When the communication infrastructure does not provide traditional "ACID" guarantees, components have to engage in conversations to achieve consistency. For example, they may expect acknowledgments to their messages, resend requests, or perform tentative operations to be confirmed later. When engaging in a conversation to ensure consistency, participants have to balance the following considerations:
- Reducing uncertainty: When a system communicates with another system over a potentially unreliable channel, it is inherently uncertain about the other system’s state. For example, if a service consumer does not receive a response to a request, it cannot be certain whether the service provider processed the request or not.
- Detecting errors: Due to the inherent uncertainty across services, detecting an error condition itself may prove difficult, even more so if external systems are involved. For example, how does one detect that a letter sent with regular mail did not arrive?
- Mitigating risk: In the absence of traditional ACID transactions, participants have to accept that consistency cannot be achieved in all cases. Therefore, the conversation should try to minimize the probability and potential downside of inconsistent outcomes.
- Optimistic vs. Pessimistic: Participants can choose to execute optimistically, optimizing for the case where everything goes well, usually gaining simplicity and high throughput. But they also have to accept the downside of having to deal with difficult to recover or complex failure scenarios. Alternatively, services can be pessimistic, trying to minimize the frequency and severity of failure scenarios, typically at the expense of slower throughput or higher complexity. Some systems are so optimistic that they don't even handle errors at all.

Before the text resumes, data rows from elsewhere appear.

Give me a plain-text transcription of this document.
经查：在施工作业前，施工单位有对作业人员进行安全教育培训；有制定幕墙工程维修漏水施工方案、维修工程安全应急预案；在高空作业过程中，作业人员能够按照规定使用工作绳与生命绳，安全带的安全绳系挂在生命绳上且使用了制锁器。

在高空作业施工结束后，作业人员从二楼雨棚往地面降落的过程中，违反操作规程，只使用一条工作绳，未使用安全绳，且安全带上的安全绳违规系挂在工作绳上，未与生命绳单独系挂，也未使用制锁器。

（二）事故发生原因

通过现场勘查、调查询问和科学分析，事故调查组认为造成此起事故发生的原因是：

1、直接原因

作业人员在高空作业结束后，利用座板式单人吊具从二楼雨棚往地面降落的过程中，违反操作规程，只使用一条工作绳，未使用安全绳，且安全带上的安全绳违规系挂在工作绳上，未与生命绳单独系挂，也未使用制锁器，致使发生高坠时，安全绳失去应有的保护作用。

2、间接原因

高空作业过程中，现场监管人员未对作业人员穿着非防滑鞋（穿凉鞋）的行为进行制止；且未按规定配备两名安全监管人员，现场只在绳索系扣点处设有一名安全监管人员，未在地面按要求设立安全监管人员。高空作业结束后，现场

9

- Idempotency: One of the simplest strategies to cope with failed operations is to retry the operation. In the face of uncertainty across distributed systems this can mean, though, that a service is asked to repeat an already successfully executed operation. Idempotent services recognize such a situation and avoid duplicate execution.

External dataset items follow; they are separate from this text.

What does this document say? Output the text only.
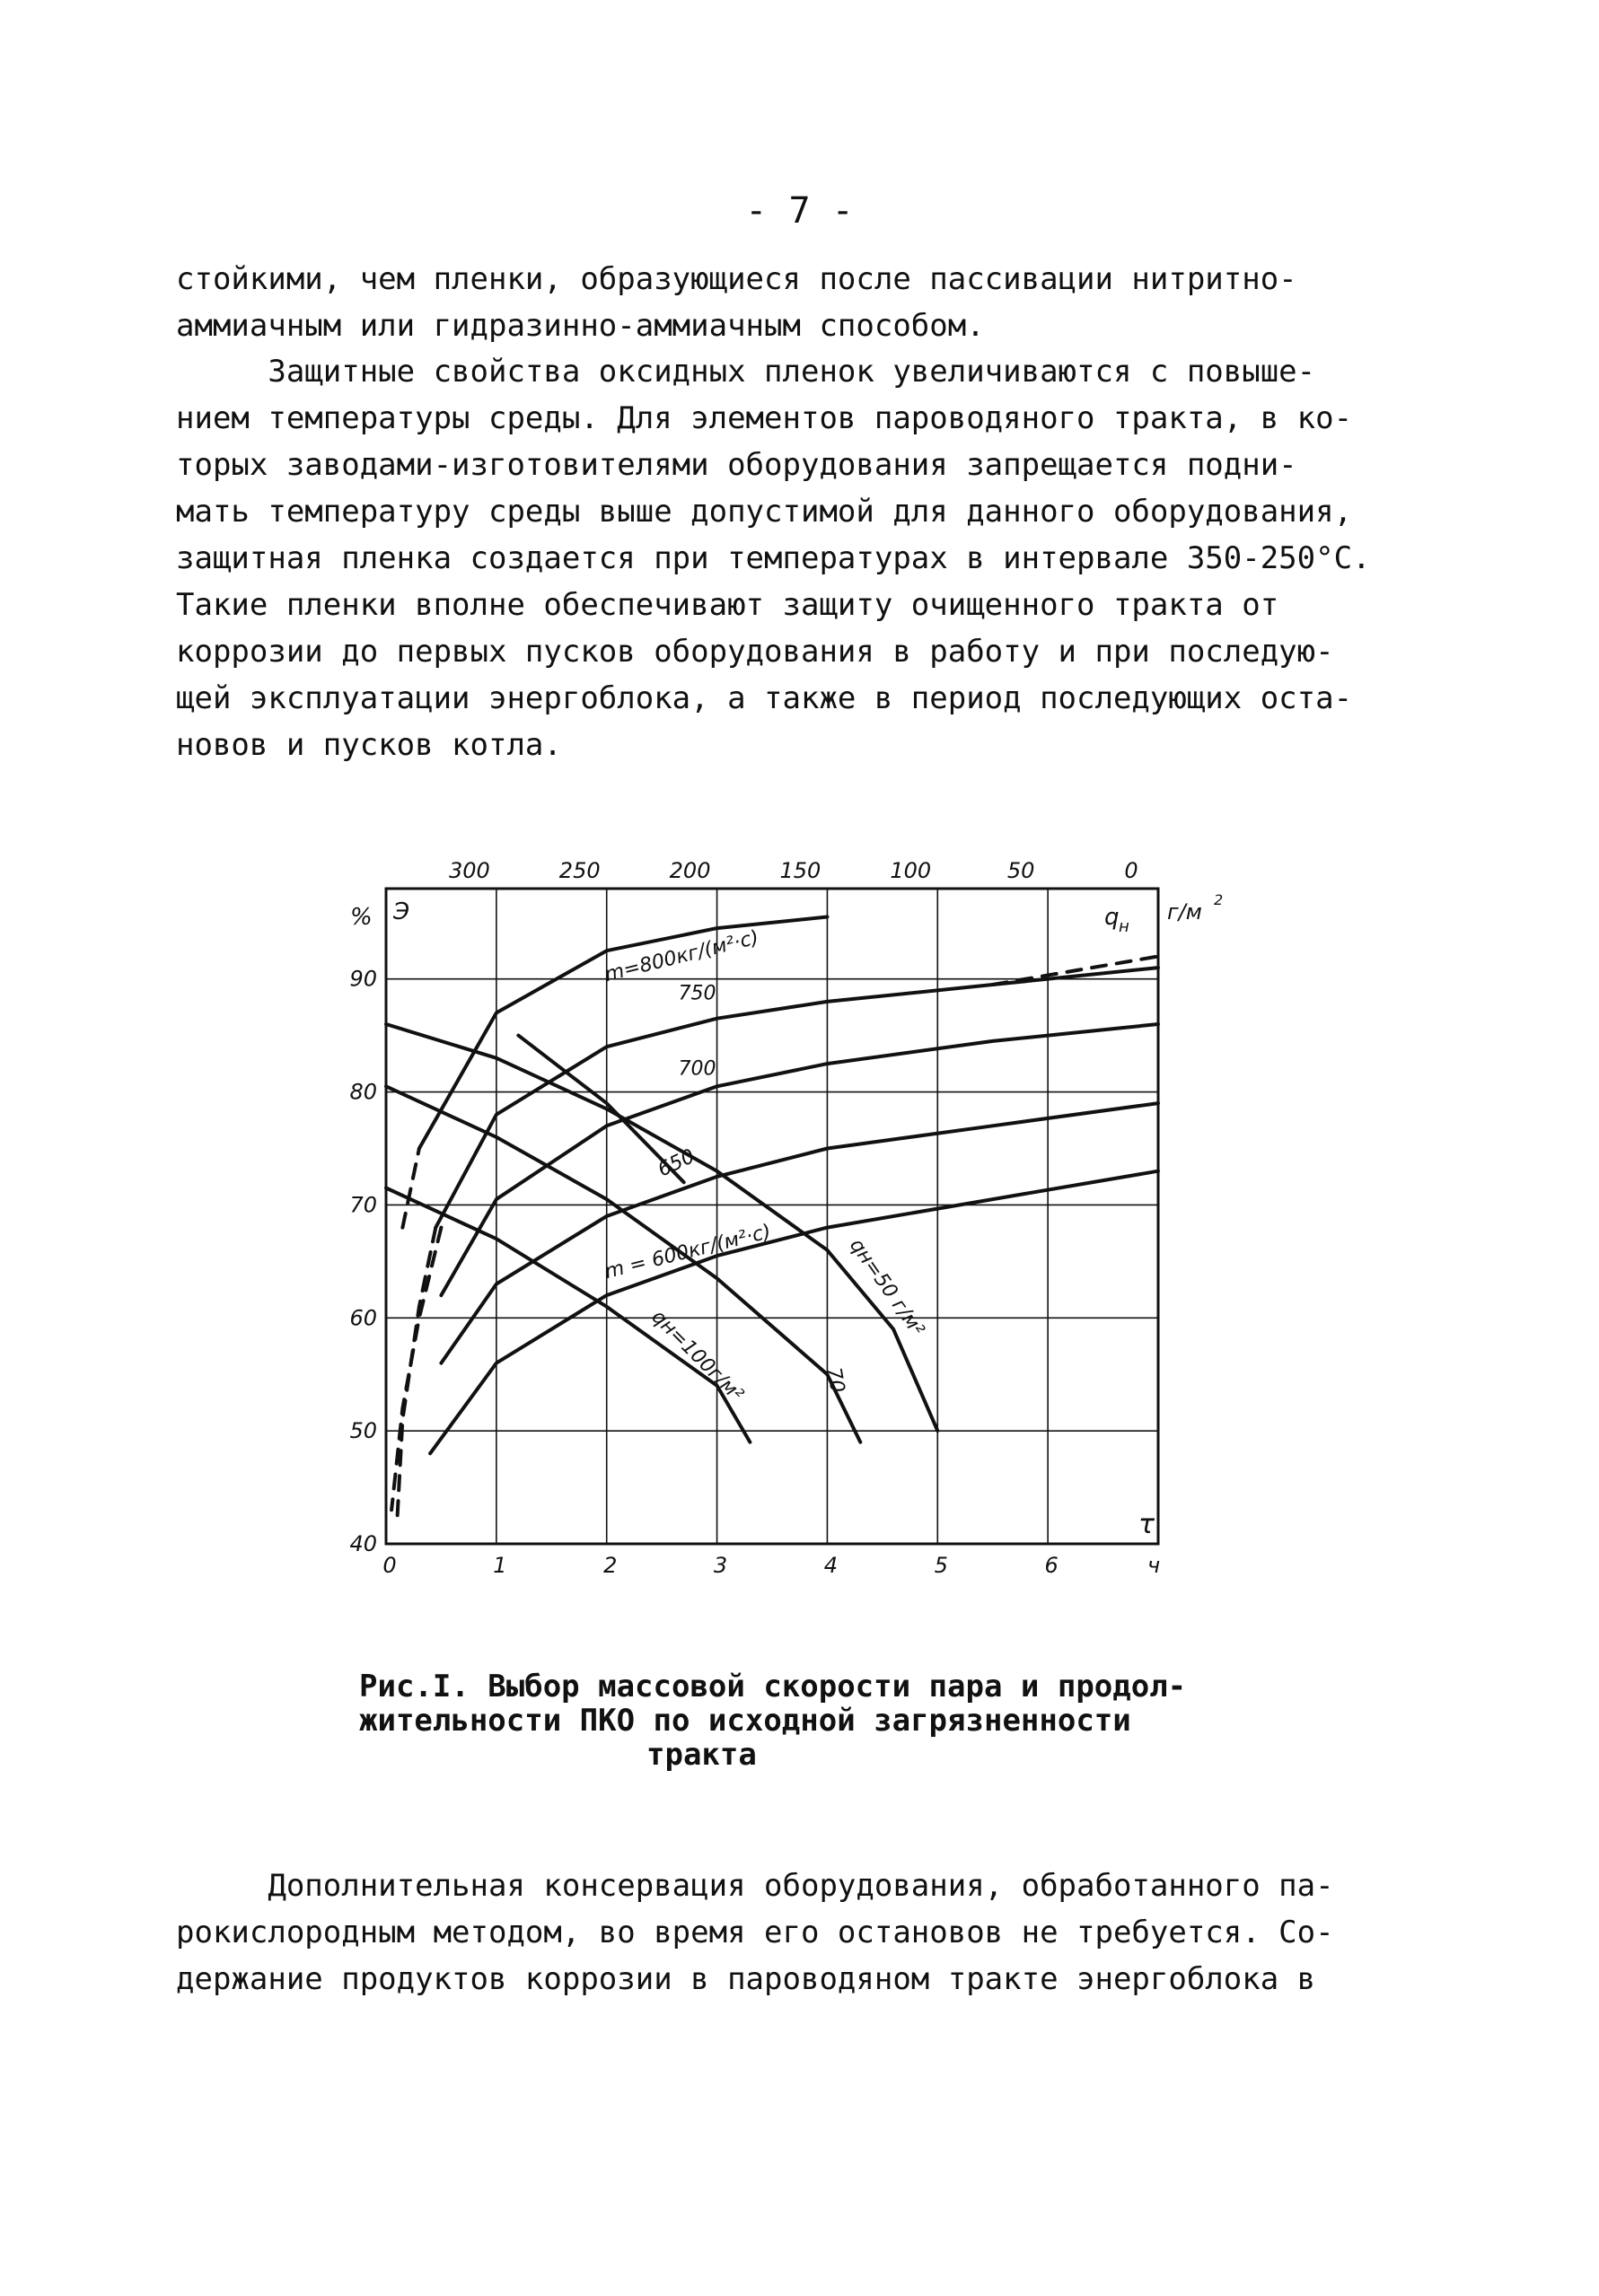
- 7 -
стойкими, чем пленки, образующиеся после пассивации нитритно-
аммиачным или гидразинно-аммиачным способом.
Защитные свойства оксидных пленок увеличиваются с повыше-
нием температуры среды. Для элементов пароводяного тракта, в ко-
торых заводами-изготовителями оборудования запрещается подни-
мать температуру среды выше допустимой для данного оборудования,
защитная пленка создается при температурах в интервале 350-250°С.
Такие пленки вполне обеспечивают защиту очищенного тракта от
коррозии до первых пусков оборудования в работу и при последую-
щей эксплуатации энергоблока, а также в период последующих оста-
новов и пусков котла.
90
80
70
60
50
40
% Э
0	1	2	3	4	5	6
τ
ч
300	250	200	150	100	50	0
q н
г/м 2
m=800кг/(м²·с)
750
700
650
m = 600кг/(м²·с)	qн=50 г/м²
70
qн=100г/м²
Рис.I. Выбор массовой скорости пара и продол-
жительности ПКО по исходной загрязненности
тракта
Дополнительная консервация оборудования, обработанного па-
рокислородным методом, во время его остановов не требуется. Со-
держание продуктов коррозии в пароводяном тракте энергоблока в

- Certainty vs. Complexity: More complex conversations, including multiple acknowledgments, can help ensure a consistent outcome, but also increase the complexity of the interaction, which may reduce throughput and make it more difficult to implement.
- Layered Protocols: Lower protocol layers may be able to deal with failure scenarios so that the application-level protocol does not have to worry about it. For example, reliable messaging infrastructures typically implement sophisticated store-and-forward mechanisms that can deal with lost connections, unavailable service providers, and other mishaps. However, not all communication errors can be completely hidden from the application layer. For example, if a message can still not be delivered after many attempts, the application may have to inform the user or pursue and alternate path of execution.

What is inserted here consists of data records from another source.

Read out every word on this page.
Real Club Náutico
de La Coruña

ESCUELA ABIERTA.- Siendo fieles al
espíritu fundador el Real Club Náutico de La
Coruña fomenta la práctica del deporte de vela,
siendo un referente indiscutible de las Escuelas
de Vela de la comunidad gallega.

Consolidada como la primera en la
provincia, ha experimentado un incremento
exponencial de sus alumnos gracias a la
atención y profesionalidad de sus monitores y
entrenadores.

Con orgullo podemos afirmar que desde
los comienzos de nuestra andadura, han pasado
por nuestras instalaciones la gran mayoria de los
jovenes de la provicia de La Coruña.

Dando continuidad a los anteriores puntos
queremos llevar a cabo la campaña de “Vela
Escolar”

This section divides into two categories of patterns:
Consistency Strategies
- Ignore Error: This unlikely strategy can often be the most effective: do nothing in case of errors
- Isolate Error: ignore the error in the context of the current conversation, but handle all errors afterwards.
- Retry: if you don't succeed at first, try again
- Compensating Action: use a second action that undoes a prior action to regain a consistent state
- Start over: if you cannot undo an action, revert to the beginning and rebuild the desired state.
- Tentative Operation: an interaction is split into two parts, a pending operation, followed by a confirmation or a time-out, which leads to cancellation. (try-confirm-cancel)
- Coordinated Agreement: a dedicated coordinator interacts with participants to find a jointly agreeable solution.
Mitigation Strategies
- Perform Most Likely to Fail Action First: failing early reduces the number of actions to be undone in case of failure.
- Perform Hardest to Revert Action Last: later actions are less likely to have to be undone due to subsequent failures.